During the study, researchers organized students into two groups. The first viewed images of luxury goods while the second group looked at neutral scenes lacking any consumer products. Afterward, both groups filled out questionnaires. Those primed to materialism with pictures of cars, electronics, and jewelry, rated themselves higher in depression and anxiety and showed less interest in social activities or working for a good cause. Studies like these force us to examine how the consumer-driven lifestyle affects our lives.

The Cycle of Consumerism and Unhappiness

While depression, especially in the Western world, has climbed to an all-time high, more Americans find themselves deeper and deeper in debt. According to recent data compiled by the Federal Reserve Bank of New York, the overall debt of the average American household continues to rise, and total credit card balances amounted to $784 billion in the second quarter of 2017, driven by mortgage, auto, and credit card debt. We have created a vicious cycle of consumerism and depression: buy more, earn more in order to buy more, create more stress earning more, become more depressed because of stress.

The Good News? We Have the Power to Decide How to Spend Our Money

“You don’t really have control of how much money you make, but you have full control over how much money you spend.” - Minimalism: A Documentary About the Important Things

Minimalism presents a way out from the cycle of consumerism and unhappiness. Rather than working toward financial gain to buy more stuff we can’t afford and don’t really need, we can simplify and create financial freedom by spending less.
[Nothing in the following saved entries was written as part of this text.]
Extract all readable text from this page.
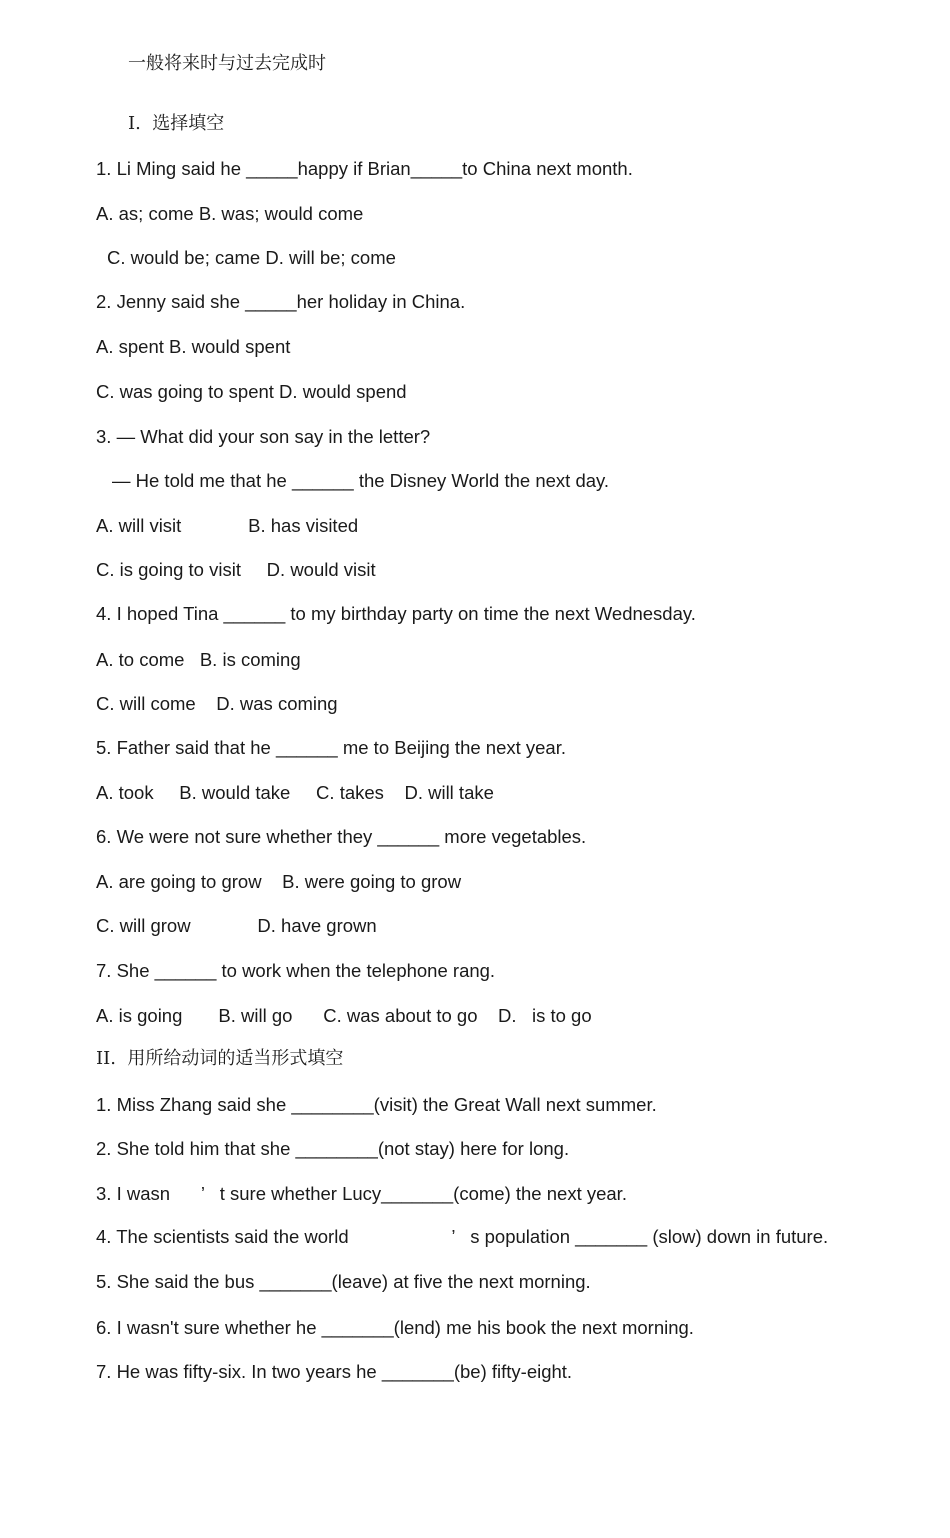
一般将来时与过去完成时

I.  选择填空

1. Li Ming said he _____happy if Brian_____to China next month.

A. as; come B. was; would come

C. would be; came D. will be; come

2. Jenny said she _____her holiday in China.

A. spent B. would spent

C. was going to spent D. would spend

3. — What did your son say in the letter?

— He told me that he ______ the Disney World the next day.

A. will visit             B. has visited

C. is going to visit     D. would visit

4. I hoped Tina ______ to my birthday party on time the next Wednesday.

A. to come   B. is coming

C. will come    D. was coming

5. Father said that he ______ me to Beijing the next year.

A. took     B. would take     C. takes    D. will take

6. We were not sure whether they ______ more vegetables.

A. are going to grow    B. were going to grow

C. will grow             D. have grown

7. She ______ to work when the telephone rang.

A. is going       B. will go      C. was about to go    D.   is to go

II.  用所给动词的适当形式填空

1. Miss Zhang said she ________(visit) the Great Wall next summer.

2. She told him that she ________(not stay) here for long.

3. I wasn      ’   t sure whether Lucy_______(come) the next year.

4. The scientists said the world                    ’   s population _______ (slow) down in future.

5. She said the bus _______(leave) at five the next morning.

6. I wasn't sure whether he _______(lend) me his book the next morning.

7. He was fifty-six. In two years he _______(be) fifty-eight.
Minimalism doesn’t write off all material possessions as inherently bad. Instead, it examines priorities, stripping away the excesses in our lives of spending too much money, owning too much stuff, accumulating too much debt, while living with too little meaning. Minimalism forgoes the non-essential in order to focus on the things that enhance our lives, serve a purpose, and bring happiness.

Purpose-Driven, Instead of Consumer-Driven

Minimalism goes beyond just consuming material possessions. We can apply minimalism in all areas of life: relationships, technology, social media, health, education, passions, and beyond. It means using not only our money, but our time and attention with intention so that we fill our lives with things that bring us meaning and joy.
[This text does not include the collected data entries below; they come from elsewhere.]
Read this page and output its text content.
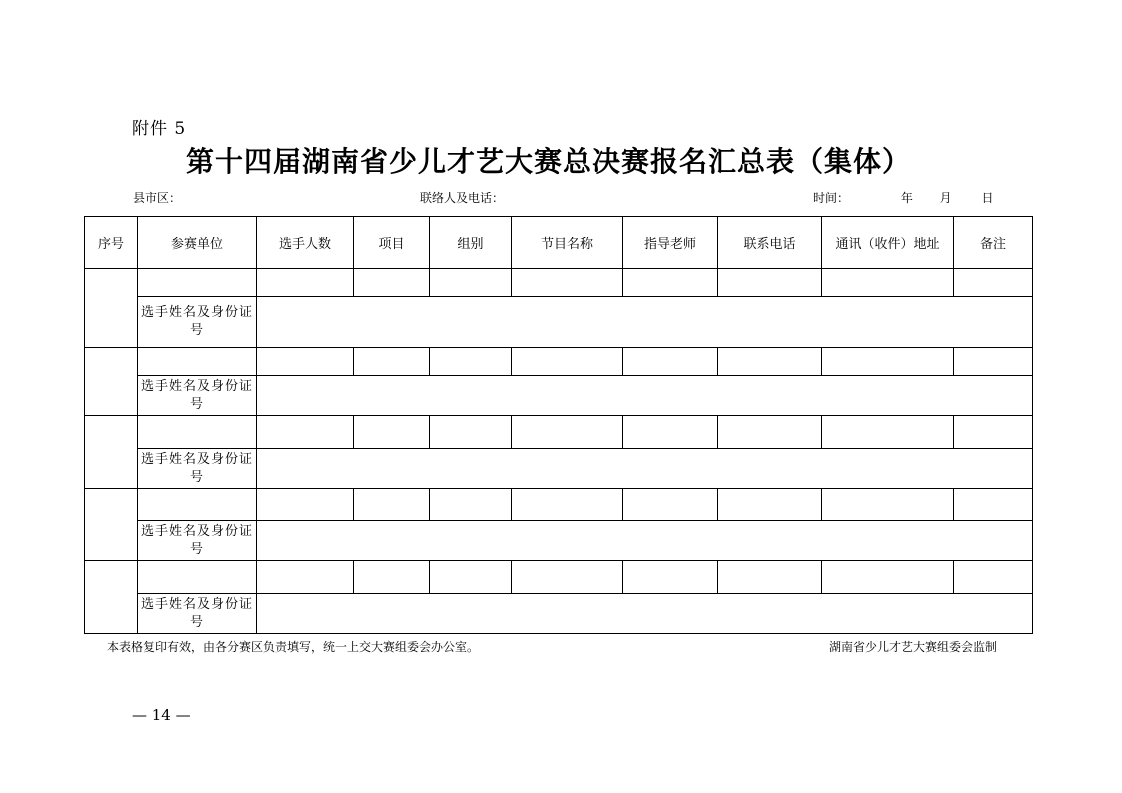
附件 5
第十四届湖南省少儿才艺大赛总决赛报名汇总表（集体）
县市区：	联络人及电话：	时间：	年 月 日
序号	参赛单位	选手人数	项目	组别	节目名称	指导老师	联系电话	通讯（收件）地址	备注

	选手姓名及身份证号								

	选手姓名及身份证号								

	选手姓名及身份证号								

	选手姓名及身份证号								

	选手姓名及身份证号								
本表格复印有效，由各分赛区负责填写，统一上交大赛组委会办公室。	湖南省少儿才艺大赛组委会监制
— 14 —
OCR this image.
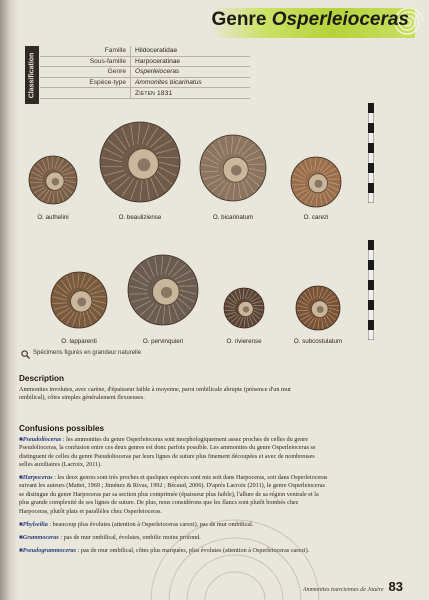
Genre Osperleioceras
Classification
Famille	Hildoceratidae
Sous-famille	Harpoceratinae
Genre	Osperleioceras
Espèce-type	Ammonites bicarinatus
Zieten 1831
O. authelini	O. beauliziense	O. bicarinatum	O. carezi
O. lapparenti	O. pervinquieri	O. rivierense	O. subcostulatum
Spécimens figurés en grandeur naturelle
Description
Ammonites involutes, avec carène, d'épaisseur faible à moyenne, paroi ombilicale abrupte (présence d'un mur
ombilical), côtes simples généralement flexueuses.
Confusions possibles
■Pseudolioceras : les ammonites du genre Osperleioceras sont morphologiquement assez proches de celles du genre
Pseudolioceras, la confusion entre ces deux genres est donc parfois possible. Les ammonites du genre Osperleioceras se
distinguent de celles du genre Pseudolioceras par leurs lignes de suture plus finement découpées et avec de nombreuses
selles auxiliaires (Lacroix, 2011).
■Harpoceras : les deux genres sont très proches et quelques espèces sont mis soit dans Harpoceras, soit dans Osperleioceras
suivant les auteurs (Mattei, 1969 ; Jiménez & Rivas, 1992 ; Bécaud, 2006). D'après Lacroix (2011), le genre Osperleioceras
se distingue du genre Harpoceras par sa section plus comprimée (épaisseur plus faible), l'allure de sa région ventrale et la
plus grande complexité de ses lignes de suture. De plus, nous considérons que les flancs sont plutôt bombés chez
Harpoceras, plutôt plats et parallèles chez Osperleioceras.
■Phylseilia : beaucoup plus évolutes (attention à Osperleioceras carezi), pas de mur ombilical.
■Grammoceras : pas de mur ombilical, évolutes, ombilic moins profond.
■Pseudogrammoceras : pas de mur ombilical, côtes plus marquées, plus évolutes (attention à Osperleioceras carezi).
Ammonites toarciennes de Jouère 83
Minimalism helps rid of impulses, whether spending too much on clothes, mindlessly checking our phones, wasting time with toxic friends, or getting stuck in a career we don’t like. As Colin Wright explains in his essay, Minimalism Explained, “What Minimalism is really all about is reassessment of your priorities so that you can strip away the excess stuff — the possessions and ideas and relationships and activities — that don’t bring value to your life.”
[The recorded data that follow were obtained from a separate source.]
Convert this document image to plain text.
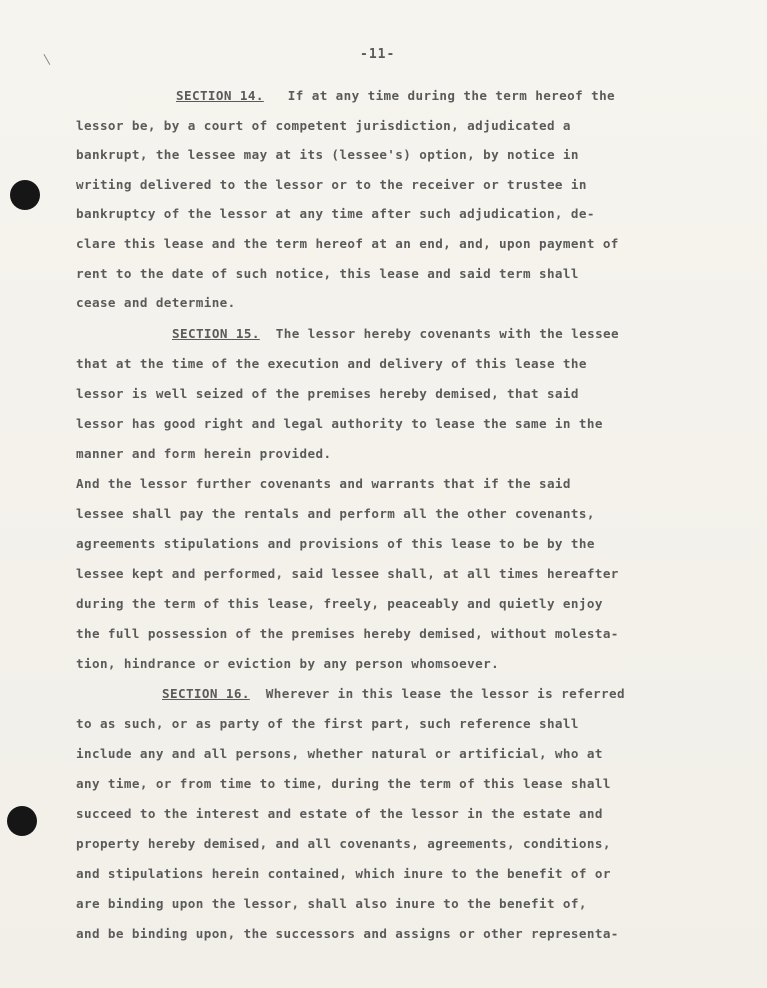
-11-
SECTION 14. If at any time during the term hereof the
lessor be, by a court of competent jurisdiction, adjudicated a
bankrupt, the lessee may at its (lessee's) option, by notice in
writing delivered to the lessor or to the receiver or trustee in
bankruptcy of the lessor at any time after such adjudication, de-
clare this lease and the term hereof at an end, and, upon payment of
rent to the date of such notice, this lease and said term shall
cease and determine.
SECTION 15. The lessor hereby covenants with the lessee
that at the time of the execution and delivery of this lease the
lessor is well seized of the premises hereby demised, that said
lessor has good right and legal authority to lease the same in the
manner and form herein provided.
And the lessor further covenants and warrants that if the said
lessee shall pay the rentals and perform all the other covenants,
agreements stipulations and provisions of this lease to be by the
lessee kept and performed, said lessee shall, at all times hereafter
during the term of this lease, freely, peaceably and quietly enjoy
the full possession of the premises hereby demised, without molesta-
tion, hindrance or eviction by any person whomsoever.
SECTION 16. Wherever in this lease the lessor is referred
to as such, or as party of the first part, such reference shall
include any and all persons, whether natural or artificial, who at
any time, or from time to time, during the term of this lease shall
succeed to the interest and estate of the lessor in the estate and
property hereby demised, and all covenants, agreements, conditions,
and stipulations herein contained, which inure to the benefit of or
are binding upon the lessor, shall also inure to the benefit of,
and be binding upon, the successors and assigns or other representa-
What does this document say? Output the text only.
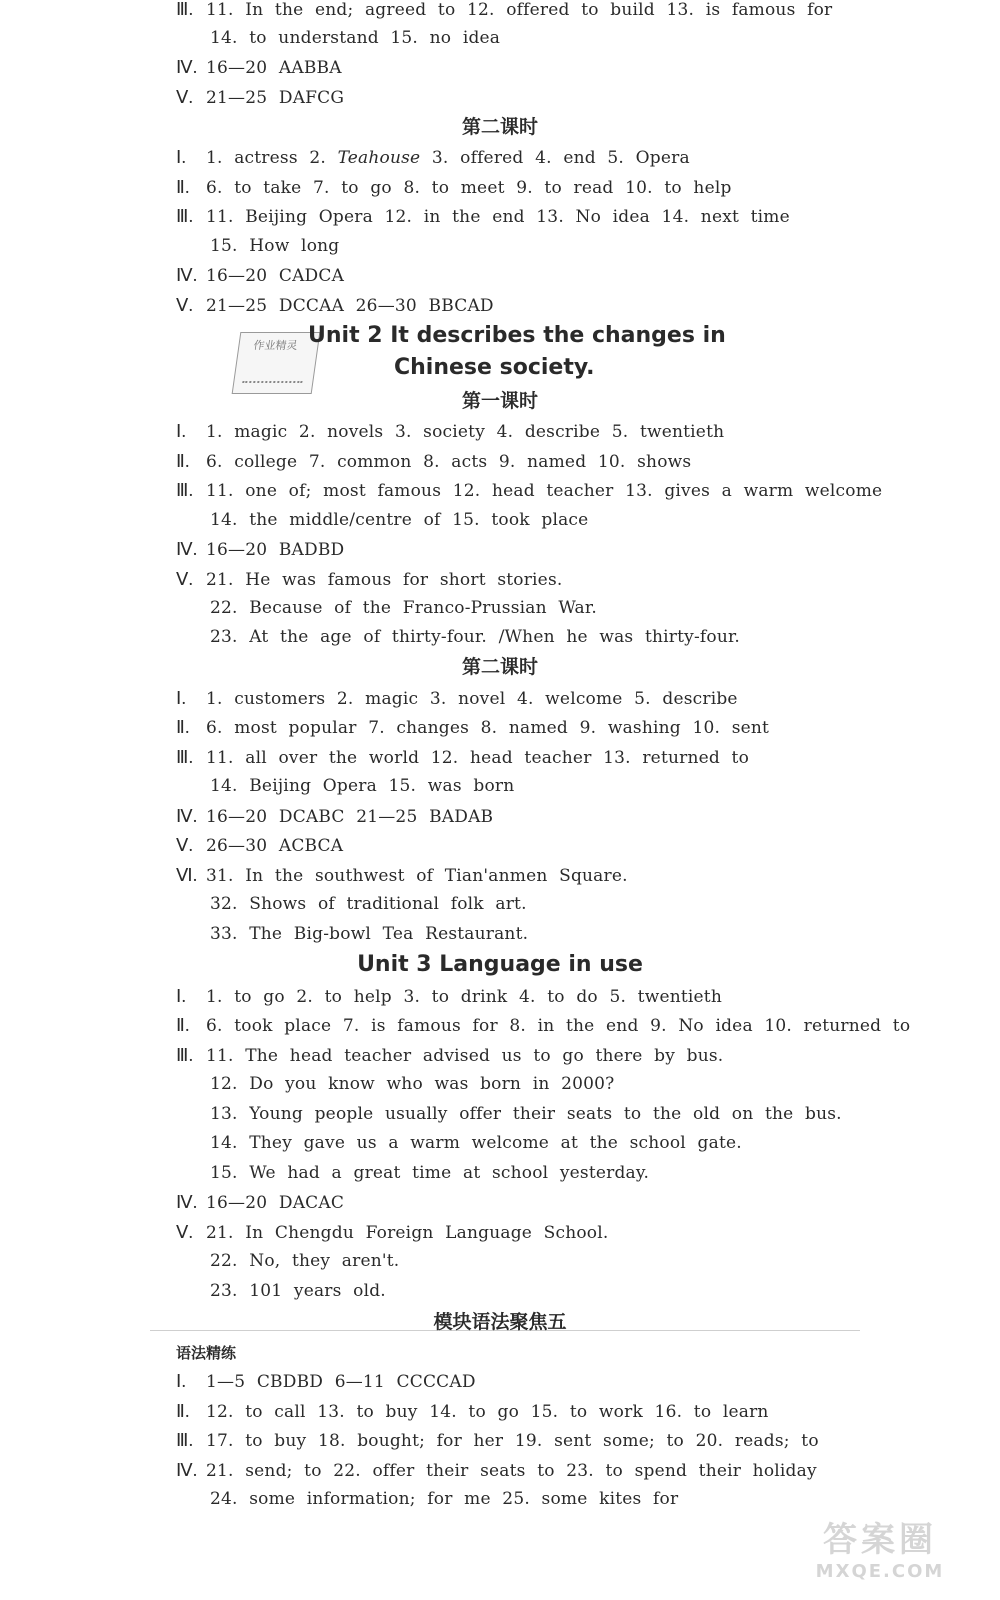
Ⅲ. 11. In the end; agreed to 12. offered to build 13. is famous for
14. to understand 15. no idea
Ⅳ. 16—20 AABBA
Ⅴ. 21—25 DAFCG
第二课时
Ⅰ. 1. actress 2. Teahouse 3. offered 4. end 5. Opera
Ⅱ. 6. to take 7. to go 8. to meet 9. to read 10. to help
Ⅲ. 11. Beijing Opera 12. in the end 13. No idea 14. next time
15. How long
Ⅳ. 16—20 CADCA
Ⅴ. 21—25 DCCAA 26—30 BBCAD
作业精灵 Unit 2 It describes the changes in
Chinese society.
第一课时
Ⅰ. 1. magic 2. novels 3. society 4. describe 5. twentieth
Ⅱ. 6. college 7. common 8. acts 9. named 10. shows
Ⅲ. 11. one of; most famous 12. head teacher 13. gives a warm welcome
14. the middle/centre of 15. took place
Ⅳ. 16—20 BADBD
Ⅴ. 21. He was famous for short stories.
22. Because of the Franco-Prussian War.
23. At the age of thirty-four. /When he was thirty-four.
第二课时
Ⅰ. 1. customers 2. magic 3. novel 4. welcome 5. describe
Ⅱ. 6. most popular 7. changes 8. named 9. washing 10. sent
Ⅲ. 11. all over the world 12. head teacher 13. returned to
14. Beijing Opera 15. was born
Ⅳ. 16—20 DCABC 21—25 BADAB
Ⅴ. 26—30 ACBCA
Ⅵ. 31. In the southwest of Tian'anmen Square.
32. Shows of traditional folk art.
33. The Big-bowl Tea Restaurant.
Unit 3 Language in use
Ⅰ. 1. to go 2. to help 3. to drink 4. to do 5. twentieth
Ⅱ. 6. took place 7. is famous for 8. in the end 9. No idea 10. returned to
Ⅲ. 11. The head teacher advised us to go there by bus.
12. Do you know who was born in 2000?
13. Young people usually offer their seats to the old on the bus.
14. They gave us a warm welcome at the school gate.
15. We had a great time at school yesterday.
Ⅳ. 16—20 DACAC
Ⅴ. 21. In Chengdu Foreign Language School.
22. No, they aren't.
23. 101 years old.
模块语法聚焦五
语法精练
Ⅰ. 1—5 CBDBD 6—11 CCCCAD
Ⅱ. 12. to call 13. to buy 14. to go 15. to work 16. to learn
Ⅲ. 17. to buy 18. bought; for her 19. sent some; to 20. reads; to
Ⅳ. 21. send; to 22. offer their seats to 23. to spend their holiday
24. some information; for me 25. some kites for
答案圈
MXQE.COM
For each of us, as individuals, different things have their own value. If several pieces of artwork inspire you and bring meaning to your life, great! If Saturday afternoon rides in your convertible make you happy, then go for it. The minimalist lifestyle won’t look the same for everyone. You can bring more happiness into your life by slowly testing what you can live with and what you can live without. At the end of the day, minimalism is about creating the time, space and freedom to enjoy a more intentional, happier life.